There have been outlandish claims about the importance of the tuksina, but the fact of the matter is that the Incas probably didn’t consider the dagger as a useful battlefield weapon. Instead, it was mostly used in rituals. As far as whether it could be effective as a weapon, many of the designs of the tsukina makes it seem rather unwieldy.
If the chiqtana — the light ax — was the most popular secondary weapon, then the champi — the mace — was the most popular primary weapon for the Inca soldiers. It wasn’t quite like the bat where you needed plenty of strength to wield the weapon. It also had a weighted end to ensure that you could smash through armored parts.
Many Inca soldiers used a combination of the light ax and the mace in battle, as they could be wielded simultaneously. During the great melees of Inca battle, most of the soldiers had either the chiqtana or the champi.
In the arsenal of most ancient civilizations, the spear is usually the most popular as far as the main weapon goes. The Greeks would fight with spears in one hand and shields on the other — and the ancient Egyptians had a similar setup. Even the Mesopotamians fought fiercely with spears, and considered them one of the main weapons. While the Incas also fought with spears, they were more fond of maces and light axes.

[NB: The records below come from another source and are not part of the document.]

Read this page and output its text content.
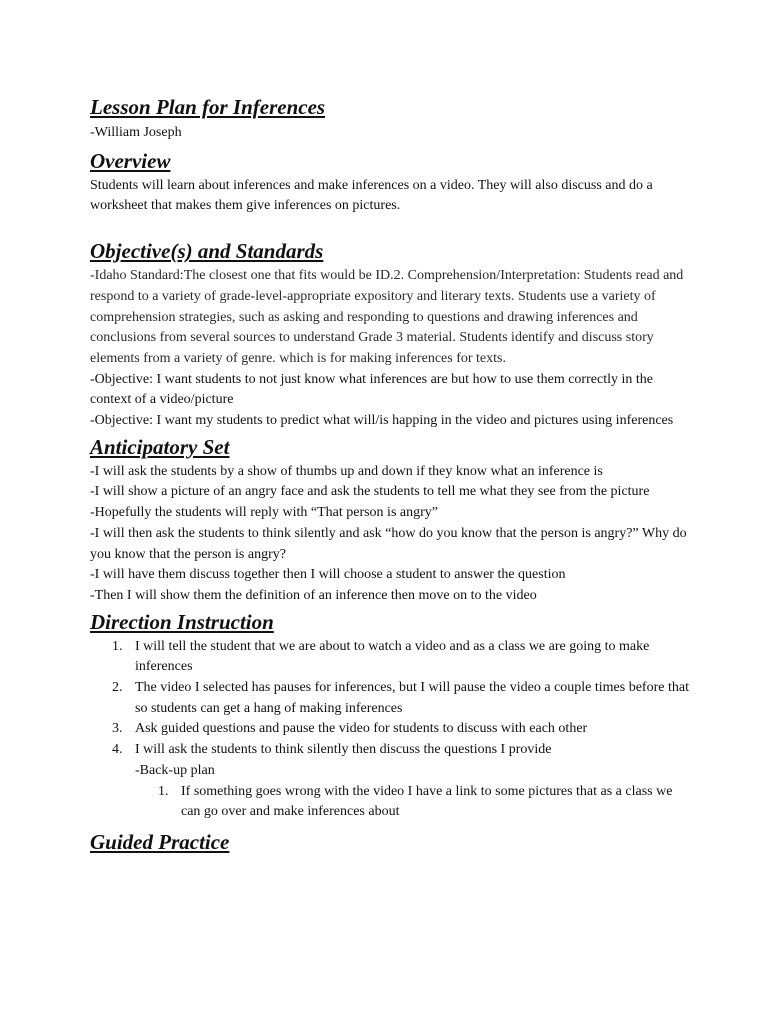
Lesson Plan for Inferences

-William Joseph

Overview

Students will learn about inferences and make inferences on a video. They will also discuss and do a worksheet that makes them give inferences on pictures.

Objective(s) and Standards

-Idaho Standard:The closest one that fits would be ID.2. Comprehension/Interpretation: Students read and respond to a variety of grade-level-appropriate expository and literary texts. Students use a variety of comprehension strategies, such as asking and responding to questions and drawing inferences and conclusions from several sources to understand Grade 3 material. Students identify and discuss story elements from a variety of genre. which is for making inferences for texts.

-Objective: I want students to not just know what inferences are but how to use them correctly in the context of a video/picture

-Objective: I want my students to predict what will/is happing in the video and pictures using inferences

Anticipatory Set

-I will ask the students by a show of thumbs up and down if they know what an inference is

-I will show a picture of an angry face and ask the students to tell me what they see from the picture

-Hopefully the students will reply with “That person is angry”

-I will then ask the students to think silently and ask “how do you know that the person is angry?” Why do you know that the person is angry?

-I will have them discuss together then I will choose a student to answer the question

-Then I will show them the definition of an inference then move on to the video

Direction Instruction
1. I will tell the student that we are about to watch a video and as a class we are going to make inferences
2. The video I selected has pauses for inferences, but I will pause the video a couple times before that so students can get a hang of making inferences
3. Ask guided questions and pause the video for students to discuss with each other
4. I will ask the students to think silently then discuss the questions I provide
-Back-up plan
1. If something goes wrong with the video I have a link to some pictures that as a class we can go over and make inferences about
Guided Practice
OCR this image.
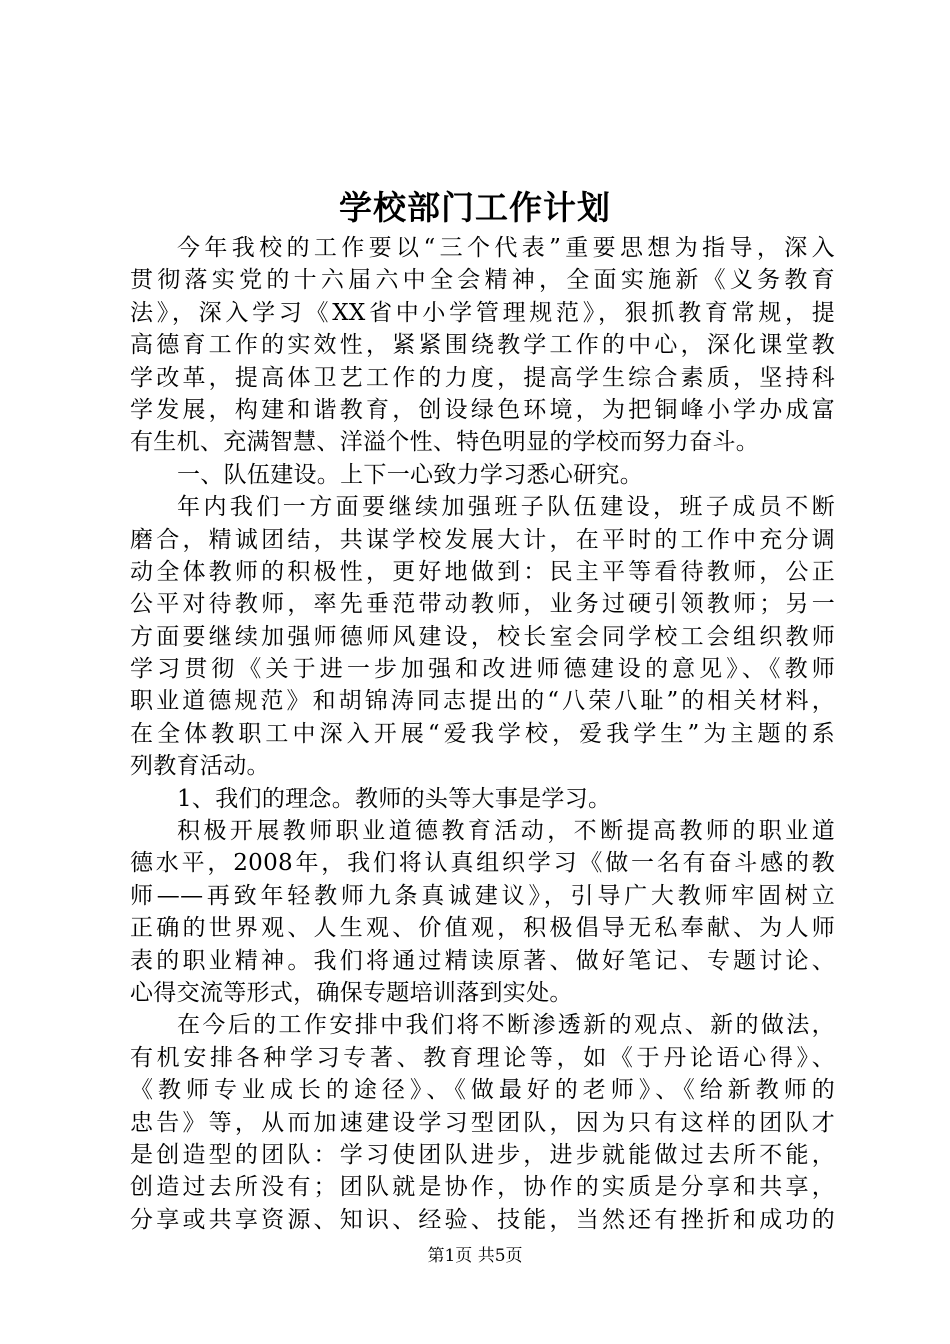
学校部门工作计划
今年我校的工作要以“三个代表”重要思想为指导，深入
贯彻落实党的十六届六中全会精神，全面实施新《义务教育
法》，深入学习《XX省中小学管理规范》，狠抓教育常规，提
高德育工作的实效性，紧紧围绕教学工作的中心，深化课堂教
学改革，提高体卫艺工作的力度，提高学生综合素质，坚持科
学发展，构建和谐教育，创设绿色环境，为把铜峰小学办成富
有生机、充满智慧、洋溢个性、特色明显的学校而努力奋斗。
一、队伍建设。上下一心致力学习悉心研究。
年内我们一方面要继续加强班子队伍建设，班子成员不断
磨合，精诚团结，共谋学校发展大计，在平时的工作中充分调
动全体教师的积极性，更好地做到：民主平等看待教师，公正
公平对待教师，率先垂范带动教师，业务过硬引领教师；另一
方面要继续加强师德师风建设，校长室会同学校工会组织教师
学习贯彻《关于进一步加强和改进师德建设的意见》、《教师
职业道德规范》和胡锦涛同志提出的“八荣八耻”的相关材料，
在全体教职工中深入开展“爱我学校，爱我学生”为主题的系
列教育活动。
1、我们的理念。教师的头等大事是学习。
积极开展教师职业道德教育活动，不断提高教师的职业道
德水平，2008年，我们将认真组织学习《做一名有奋斗感的教
师——再致年轻教师九条真诚建议》，引导广大教师牢固树立
正确的世界观、人生观、价值观，积极倡导无私奉献、为人师
表的职业精神。我们将通过精读原著、做好笔记、专题讨论、
心得交流等形式，确保专题培训落到实处。
在今后的工作安排中我们将不断渗透新的观点、新的做法，
有机安排各种学习专著、教育理论等，如《于丹论语心得》、
《教师专业成长的途径》、《做最好的老师》、《给新教师的
忠告》等，从而加速建设学习型团队，因为只有这样的团队才
是创造型的团队：学习使团队进步，进步就能做过去所不能，
创造过去所没有；团队就是协作，协作的实质是分享和共享，
分享或共享资源、知识、经验、技能，当然还有挫折和成功的
第1页 共5页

Nonetheless, it didn’t change the fact that the Incas made good use of their spears, especially in the fight against the Spaniards. They needed all the help they could get, and while they would eventually be beaten, they used all the weapons in their repertoire to fight back.
The kumana is proof that even if the Incas were not particularly fond of a weapon for battle, they still used it however they could. The spear was mainly used to hunt, and the kumana was a means of hurling the spear to catch their prey. It didn’t see extensive use in battle, as they favored many other weapons and trying to hurl spear using the kumana was not a good idea on the open field.
However, during the fight against the Spaniards, the Incas resorted to guerilla warfare, hurling their spears through ambushes and various other military tactics. As stated above, they used every weapon they possibly could to try to even the playing field.
The Kunka Kuchuna
The reason why some weapons are more iconic than others is due to what it represents. For example, the ancient Chinese and Japanese used the steel fan in battle, but it was more a symbol of authority than anything else. The steel fan could be used to block an incoming attack, but it gained popularity due to its symbolism. In the case of the Incas, the kunka kuchuna — more commonly known as the halberd — was a symbol of great power within the Inca civilization.
It was usually wielded by great powers or by people of authority, and those with the skill to use a halberd were feared across the battlefield. The halberd was as deadly as it was useful, as it acted as an ax, a scythe, and a spear. Such a combination of features meant the warrior had plenty of options in battle.